Science by the Boatload
With their unprecedented light-gathering power and resolution, the GMT, ELT and TMT promise astronomers the best views yet of faint objects and crowded regions. Scientists expect these behemoths to shed light on a variety of vexing problems. Close to home, hunting for Earth-like planets in Earth-like orbits around nearby stars will be a priority. Even more exciting will be the new ability to scrutinize these worlds. “Most of these exoplanets are in too close to their parent stars to study today,” says McCarthy. But with the GMT and other large scopes, “We’ll separate the light of hundreds of planets from their host stars. We’ll be able to track weather through color changes and look at the chemistry of planetary atmospheres.”
Star birth and star death should also be fertile fields of study. High-resolution spectra will help researchers understand why stars come in such a wide range of masses, and probe deeper than ever into the lower-mass failed stars known as brown dwarfs. At the opposite end of a star’s life, these monster instruments will search for supernovas in the farthest reaches of the universe and study closer ones in extraordinary detail, looking at the cosmic alchemy happening in these exploding stars. The scopes’ high resolution will also let astronomers study the crowded central regions of the Milky Way Galaxy and star clusters such as R136 in the Large Magellanic Cloud.
These giant telescopes should also answer even bigger questions about the basic structure of the universe. With these large-aperture scopes and infrared capabilities, McCarthy says, “we’ll [be able to] look back to the early universe, to galaxies only 100 to 500 million years old.” This will be a vital first link to providing a grand view of how galaxies evolve over time, and their relation to the supermassive black holes at their centers. The scopes should even illuminate how the Milky Way has grown by swallowing nearby dwarf companions, and potentially solve the riddle of what came first: galaxies or their black holes.

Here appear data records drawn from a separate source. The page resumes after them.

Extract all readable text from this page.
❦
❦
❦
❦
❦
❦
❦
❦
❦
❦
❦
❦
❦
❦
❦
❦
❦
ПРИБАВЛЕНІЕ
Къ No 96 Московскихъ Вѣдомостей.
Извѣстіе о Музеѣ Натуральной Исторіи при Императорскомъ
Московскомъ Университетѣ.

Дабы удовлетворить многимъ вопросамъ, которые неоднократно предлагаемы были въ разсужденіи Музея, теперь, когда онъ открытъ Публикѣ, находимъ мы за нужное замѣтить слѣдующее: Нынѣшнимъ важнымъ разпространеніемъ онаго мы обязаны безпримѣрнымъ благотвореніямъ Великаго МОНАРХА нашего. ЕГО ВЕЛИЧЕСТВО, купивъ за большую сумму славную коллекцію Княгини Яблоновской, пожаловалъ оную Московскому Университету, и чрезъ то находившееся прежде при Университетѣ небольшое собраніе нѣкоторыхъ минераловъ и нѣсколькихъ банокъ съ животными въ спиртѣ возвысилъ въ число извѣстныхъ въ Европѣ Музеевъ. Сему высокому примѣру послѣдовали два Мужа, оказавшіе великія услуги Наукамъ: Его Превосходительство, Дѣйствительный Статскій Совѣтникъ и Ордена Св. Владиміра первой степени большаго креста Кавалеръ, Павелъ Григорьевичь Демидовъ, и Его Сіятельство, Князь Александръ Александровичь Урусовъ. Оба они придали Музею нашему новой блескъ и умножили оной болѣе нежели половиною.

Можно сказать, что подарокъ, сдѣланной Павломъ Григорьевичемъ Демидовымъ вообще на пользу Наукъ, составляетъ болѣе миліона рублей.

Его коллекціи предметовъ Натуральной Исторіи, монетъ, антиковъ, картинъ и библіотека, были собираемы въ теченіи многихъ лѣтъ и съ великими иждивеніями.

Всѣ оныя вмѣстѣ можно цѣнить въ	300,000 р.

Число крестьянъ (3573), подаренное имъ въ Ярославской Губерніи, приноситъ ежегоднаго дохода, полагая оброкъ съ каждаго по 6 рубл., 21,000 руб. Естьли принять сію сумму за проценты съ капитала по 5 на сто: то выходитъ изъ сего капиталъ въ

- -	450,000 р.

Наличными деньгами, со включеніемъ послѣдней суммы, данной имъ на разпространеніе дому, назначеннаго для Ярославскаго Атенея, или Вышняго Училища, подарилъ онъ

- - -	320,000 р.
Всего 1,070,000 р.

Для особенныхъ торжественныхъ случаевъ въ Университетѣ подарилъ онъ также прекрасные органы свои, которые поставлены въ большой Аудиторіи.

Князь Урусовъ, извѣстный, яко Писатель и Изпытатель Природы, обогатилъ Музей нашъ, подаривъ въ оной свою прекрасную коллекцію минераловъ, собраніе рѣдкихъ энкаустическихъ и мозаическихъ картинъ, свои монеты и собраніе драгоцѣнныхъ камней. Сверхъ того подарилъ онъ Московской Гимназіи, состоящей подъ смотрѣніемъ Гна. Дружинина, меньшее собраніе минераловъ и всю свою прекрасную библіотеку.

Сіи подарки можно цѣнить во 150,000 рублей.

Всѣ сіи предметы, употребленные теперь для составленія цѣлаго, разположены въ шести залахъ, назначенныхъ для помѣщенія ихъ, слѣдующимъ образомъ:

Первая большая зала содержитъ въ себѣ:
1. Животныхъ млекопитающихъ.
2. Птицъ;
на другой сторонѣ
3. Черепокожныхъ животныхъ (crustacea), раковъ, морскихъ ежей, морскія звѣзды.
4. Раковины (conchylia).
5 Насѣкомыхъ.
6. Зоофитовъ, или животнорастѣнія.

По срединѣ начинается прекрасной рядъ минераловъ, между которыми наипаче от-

On the biggest stage, the cosmos still baffles scientists seeking explanations of the dark matter that holds galaxies together and the dark energy that causes the expansion of the universe to accelerate. These new telescopes will provide vital new data to help solve these mysteries, and may help resolve the discrepancy between different ways of measuring the universe’s expansion rate.
In most of these endeavors, the big new scopes will work together with the orbiting 6.5-meter James Webb Space Telescope, which is scheduled to launch in 2021. With any luck, we may know a lot more about the intricacies of our cosmos in the next 10 to 15 years. But as the Hooker and Hale telescopes showed, we may also have a new batch of mysteries to try to figure out.
Editor's Note 12/7/2020: Following its renaming after the original text of this story was published, references to the Large Synoptic Survey Telescope (LSST) have been updated to the Vera C. Rubin Observatory and the Simonyi Survey Telescope.